What does an artichoke animal look like?

WASHINGTON - Catholics are at risk of losing their connection to the land, according to a professor from the University of St. Thomas in St. Paul, Minn.

"There are 244 Catholic degree-granting institutions in the United States, and not one of them offers an undergraduate degree program in agriculture," said Christopher Thompson, academic dean at the St. Paul Seminary School of Divinity, which is housed at the university.

In the classes he has taught over the years, he said he was baffled by his students' seeming ignorance of even some of the basics.

Thompson said one student asked him what a kingfisher was. (It is a bird.) Another student asked what an aspen was. (It is a tree.) A student from Los Angeles, after going on a Thompson-led weekend retreat that visited three farms in Minnesota, remarked: "I didn't know they raised animals in Minnesota."

A graduate student in one class not only had never heard of the chemical giant Monsanto, he had trouble pronouncing its name. Another student told the professor, "I've heard that sap from maple trees is poisonous." (No; it is used to make maple syrup.) Yet another student asked, "Is it safe to put rainwater on a garden?"

"God does all the time," Thompson told members of the National Catholic Rural Life Conference during its meeting as part of the Catholic Social Ministry Gathering in Washington, D.C., earlier this month.

For Thompson, the topper may have been the student who read a recipe that called for artichoke hearts and asked, "Do you know what an artichoke animal looks like?"

"These are our best and brightest," Thompson said, yet they "seem oblivious to their surroundings, especially when it comes to the land and the food that sustains them."

It is not that the Church has been silent in its teachings on environmental stewardship, he added; it's just that "it hasn't been received."

That puts the Church at risk of being shunted aside when it comes to discussions about all aspects of agriculture policy, from feeding the poor to the use of genetically modified organisms, he said.

One factor may be the decline in the rural life conference's membership, which mirrors the decline in the number of farmers overall. As farms and ranches grow bigger because of consolidation, the numbers of people who own and operate them shrink.

The rural life conference today claims about 2,200 members in 46 states. But in 1941, the conference had 60 programs throughout the United States, with 1,700 priests, 9,000 women religious and 12,000 laypeople enrolled. The rural life conference's meeting that year in Bismarck, N.D., drew 15,000 participants, according to Thompson. About 30 - two-tenths of 1 percent of that number - were present at the recent meeting.

The danger of such diminishing numbers, Thompson pointed out, is "the loss of a theology of creation, a philosophy of nature, which lies at the heart of the Church's social tradition concerning the meaning of man and the task of agriculture."

Man was involved in the fall from grace, but "the order of lower creation, that is, the organic world of creatures, animals and plants, was not directly implicated in the fall," Thompson said.

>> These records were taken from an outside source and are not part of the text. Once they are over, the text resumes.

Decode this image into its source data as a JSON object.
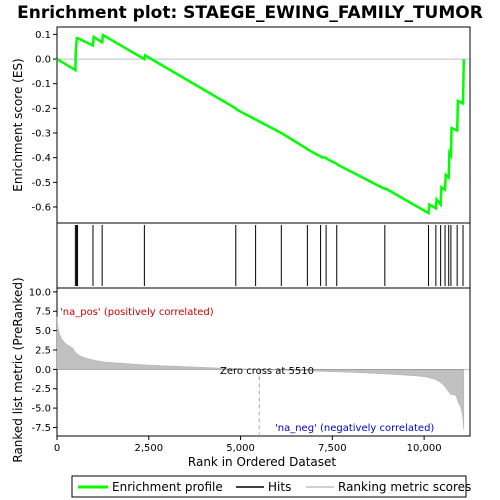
{
  "chart_data": {
    "type": "line",
    "title": "Enrichment plot: STAEGE_EWING_FAMILY_TUMOR",
    "xlabel": "Rank in Ordered Dataset",
    "ylabel_top": "Enrichment score (ES)",
    "ylabel_bottom": "Ranked list metric (PreRanked)",
    "xlim": [
      0,
      11250
    ],
    "x_ticks": [
      0,
      2500,
      5000,
      7500,
      10000
    ],
    "x_tick_labels": [
      "0",
      "2,500",
      "5,000",
      "7,500",
      "10,000"
    ],
    "es_ylim": [
      -0.665,
      0.13
    ],
    "es_ticks": [
      0.1,
      0.0,
      -0.1,
      -0.2,
      -0.3,
      -0.4,
      -0.5,
      -0.6
    ],
    "es_tick_labels": [
      "0.1",
      "0.0",
      "-0.1",
      "-0.2",
      "-0.3",
      "-0.4",
      "-0.5",
      "-0.6"
    ],
    "metric_ylim": [
      -8.6,
      10.5
    ],
    "metric_ticks": [
      10.0,
      7.5,
      5.0,
      2.5,
      0.0,
      -2.5,
      -5.0,
      -7.5
    ],
    "metric_tick_labels": [
      "10.0",
      "7.5",
      "5.0",
      "2.5",
      "0.0",
      "-2.5",
      "-5.0",
      "-7.5"
    ],
    "enrichment_profile": {
      "x": [
        0,
        500,
        510,
        540,
        560,
        980,
        1000,
        1230,
        1250,
        2380,
        2400,
        4870,
        4890,
        5410,
        5430,
        6110,
        6130,
        6820,
        6840,
        7180,
        7200,
        7330,
        7350,
        7620,
        7640,
        8930,
        8950,
        10120,
        10140,
        10320,
        10340,
        10450,
        10470,
        10570,
        10590,
        10670,
        10690,
        10730,
        10750,
        10900,
        10920,
        11060,
        11080
      ],
      "es": [
        0.0,
        -0.045,
        0.025,
        0.085,
        0.085,
        0.055,
        0.09,
        0.068,
        0.097,
        0.0,
        0.015,
        -0.2,
        -0.205,
        -0.245,
        -0.247,
        -0.3,
        -0.302,
        -0.365,
        -0.368,
        -0.395,
        -0.398,
        -0.4,
        -0.405,
        -0.425,
        -0.428,
        -0.527,
        -0.525,
        -0.625,
        -0.59,
        -0.605,
        -0.57,
        -0.59,
        -0.52,
        -0.53,
        -0.47,
        -0.48,
        -0.38,
        -0.39,
        -0.28,
        -0.29,
        -0.17,
        -0.18,
        0.0
      ]
    },
    "hits": [
      500,
      530,
      560,
      980,
      1230,
      2380,
      4870,
      5410,
      6110,
      6820,
      7180,
      7330,
      7620,
      8930,
      10120,
      10320,
      10450,
      10570,
      10670,
      10730,
      10900,
      11060
    ],
    "ranked_metric": {
      "x": [
        0,
        20,
        60,
        120,
        200,
        300,
        420,
        500,
        600,
        750,
        900,
        1100,
        1300,
        1600,
        2000,
        2500,
        3000,
        3500,
        4000,
        4500,
        5000,
        5510,
        6000,
        6500,
        7000,
        7500,
        8000,
        8500,
        9000,
        9500,
        9800,
        10000,
        10150,
        10300,
        10420,
        10500,
        10580,
        10650,
        10720,
        10800,
        10870,
        10930,
        10990,
        11030,
        11060,
        11080
      ],
      "values": [
        6.8,
        5.7,
        4.7,
        4.0,
        3.5,
        3.1,
        2.8,
        2.2,
        1.8,
        1.5,
        1.3,
        1.1,
        0.95,
        0.85,
        0.7,
        0.55,
        0.45,
        0.35,
        0.25,
        0.15,
        0.07,
        0.0,
        -0.08,
        -0.15,
        -0.22,
        -0.3,
        -0.38,
        -0.48,
        -0.6,
        -0.75,
        -0.85,
        -0.95,
        -1.1,
        -1.3,
        -1.6,
        -1.9,
        -2.3,
        -2.8,
        -3.2,
        -3.3,
        -3.4,
        -4.3,
        -4.8,
        -5.5,
        -6.5,
        -7.8
      ]
    },
    "annotations": {
      "pos_label": "'na_pos' (positively correlated)",
      "neg_label": "'na_neg' (negatively correlated)",
      "zero_cross": "Zero cross at 5510",
      "zero_cross_x": 5510
    },
    "colors": {
      "profile": "#00ff00",
      "hits": "#000000",
      "metric_fill": "#c0c0c0",
      "pos_text": "#cc0000",
      "neg_text": "#0000cc",
      "zero_line": "#aaaaaa"
    },
    "heat_bar": {
      "segments": [
        {
          "from": 0,
          "to": 1550,
          "color": "#e8232b"
        },
        {
          "from": 1550,
          "to": 2400,
          "color": "#f2727a"
        },
        {
          "from": 2400,
          "to": 3700,
          "color": "#f79aa0"
        },
        {
          "from": 3700,
          "to": 5400,
          "color": "#f9c4de"
        },
        {
          "from": 5400,
          "to": 7600,
          "color": "#d8d0f8"
        },
        {
          "from": 7600,
          "to": 8800,
          "color": "#c0b8f4"
        },
        {
          "from": 8800,
          "to": 9550,
          "color": "#8f84ee"
        },
        {
          "from": 9550,
          "to": 10400,
          "color": "#5a48e6"
        },
        {
          "from": 10400,
          "to": 11080,
          "color": "#2418d8"
        }
      ]
    },
    "legend": {
      "position": "bottom",
      "items": [
        {
          "label": "Enrichment profile",
          "kind": "green-line"
        },
        {
          "label": "Hits",
          "kind": "black-line"
        },
        {
          "label": "Ranking metric scores",
          "kind": "gray-line"
        }
      ]
    }
  }
}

But with genetically modified organisms, "lower creation" may render man more culpable in our own time, he added.

"One ignores the order of reality at the risk of one's own peril, as the practical wisdom of arming must submit to a 'logos,' which lies hidden in the order of things," Thompson said.

"At the heart of all this is a subtle Pelagianism - which is a heresy, by the way," he said. The Pelagian theory held that good will and strenuous effort without divine aid could overcome sin. In agriculture, a Pelagian view would regard efficiency as "a relevant problem. It is not an end," Thompson said. "Efficiency does not produce a spiritual result."

As humans consider their relationship to the land, they should keep in mind the ultimate worry, which Thompson described as "global warming in the next world."